Apesar de o tema central serem os oceanos, com várias comunicações, minicursos, mesas de diálogo e oficinas sobre literacia oceânica, houve também espaço para outras conversas sobre conservação de plantas endémicas na ilha do Fogo, alimentação saudável e sustentável apresentada pela Universidade de Santiago de Compostela na Galiza, e diagnósticos de sistemas alimentares saudáveis em São Vicente, apresentação de um catálogo sobre boas práticas agroecológicas nas áreas protegidas de Santo Antão, São Nicolau, Santiago e Fogo, estratégias de educação ambiental em São Tomé e Príncipe… Ficou-me claro, mais uma vez que ecologia, economia e direitos humanos têm de caminhar e agir sempre de mãos dadas, sempre na mesma direção.
Quanto à vivência pré e pós congresso, contarei que passei quatro dias na ilha de Santo Antão que é o pulmão verde, o grande pomar abastecedor da ilha vizinha de São Vicente e lugar de origem de uma grande percentagem de mindelenses.
Por ali, sobretudo no vale do Paúl, encontrei papaias e inhames, cana-de-açúcar, batata-doce, mangas, café, goiabas, mandioca, fruta-pão, bananeiras, tudo plantado em socalcos de pedra vulcânica extremamente bem encaixados nos vales profundos entre pequenas casas, também elas em pedra de construção sólida com o cunho das coisas antigas.

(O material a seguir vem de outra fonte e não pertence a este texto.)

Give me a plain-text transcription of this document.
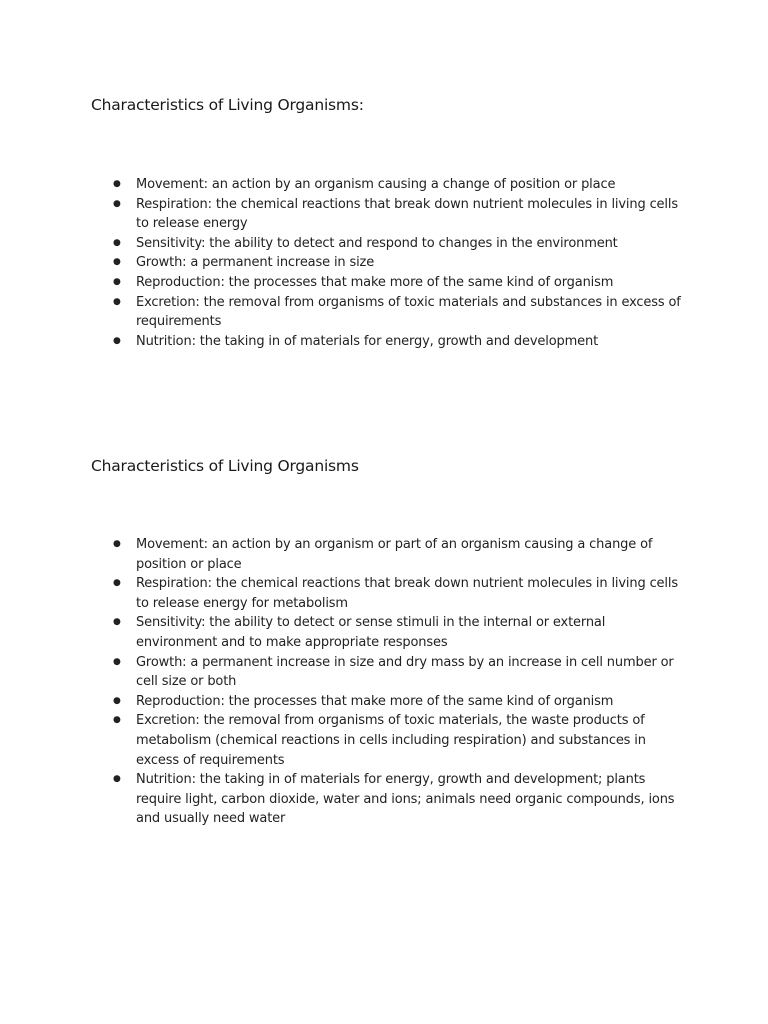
Characteristics of Living Organisms:
●	Movement: an action by an organism causing a change of position or place
●	Respiration: the chemical reactions that break down nutrient molecules in living cells to release energy
●	Sensitivity: the ability to detect and respond to changes in the environment
●	Growth: a permanent increase in size
●	Reproduction: the processes that make more of the same kind of organism
●	Excretion: the removal from organisms of toxic materials and substances in excess of requirements
●	Nutrition: the taking in of materials for energy, growth and development
Characteristics of Living Organisms
●	Movement: an action by an organism or part of an organism causing a change of position or place
●	Respiration: the chemical reactions that break down nutrient molecules in living cells to release energy for metabolism
●	Sensitivity: the ability to detect or sense stimuli in the internal or external environment and to make appropriate responses
●	Growth: a permanent increase in size and dry mass by an increase in cell number or cell size or both
●	Reproduction: the processes that make more of the same kind of organism
●	Excretion: the removal from organisms of toxic materials, the waste products of metabolism (chemical reactions in cells including respiration) and substances in excess of requirements
●	Nutrition: the taking in of materials for energy, growth and development; plants require light, carbon dioxide, water and ions; animals need organic compounds, ions and usually need water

Fiz algumas caminhadas entre ribeiras e montanhas embrulhadas em neblinas dançantes a lembrar Machu Picchu, Madeira ou Nepal. Levei uma mala cheia de livros e trouxe-a de volta repleta do lixo que produzi e que fiz questão de não deixar abandonado à sua sorte, garrafas de plástico espalmadas para colocar no ecoponto amarelo assim que chegasse ao aeroporto de Lisboa. Trouxe também uma enorme vontade de voltar ao calorzinho aconchegante da hospitalidade cabo-verdiana e ao som doce das mornas que nos seduz e nos embala em cada esquina.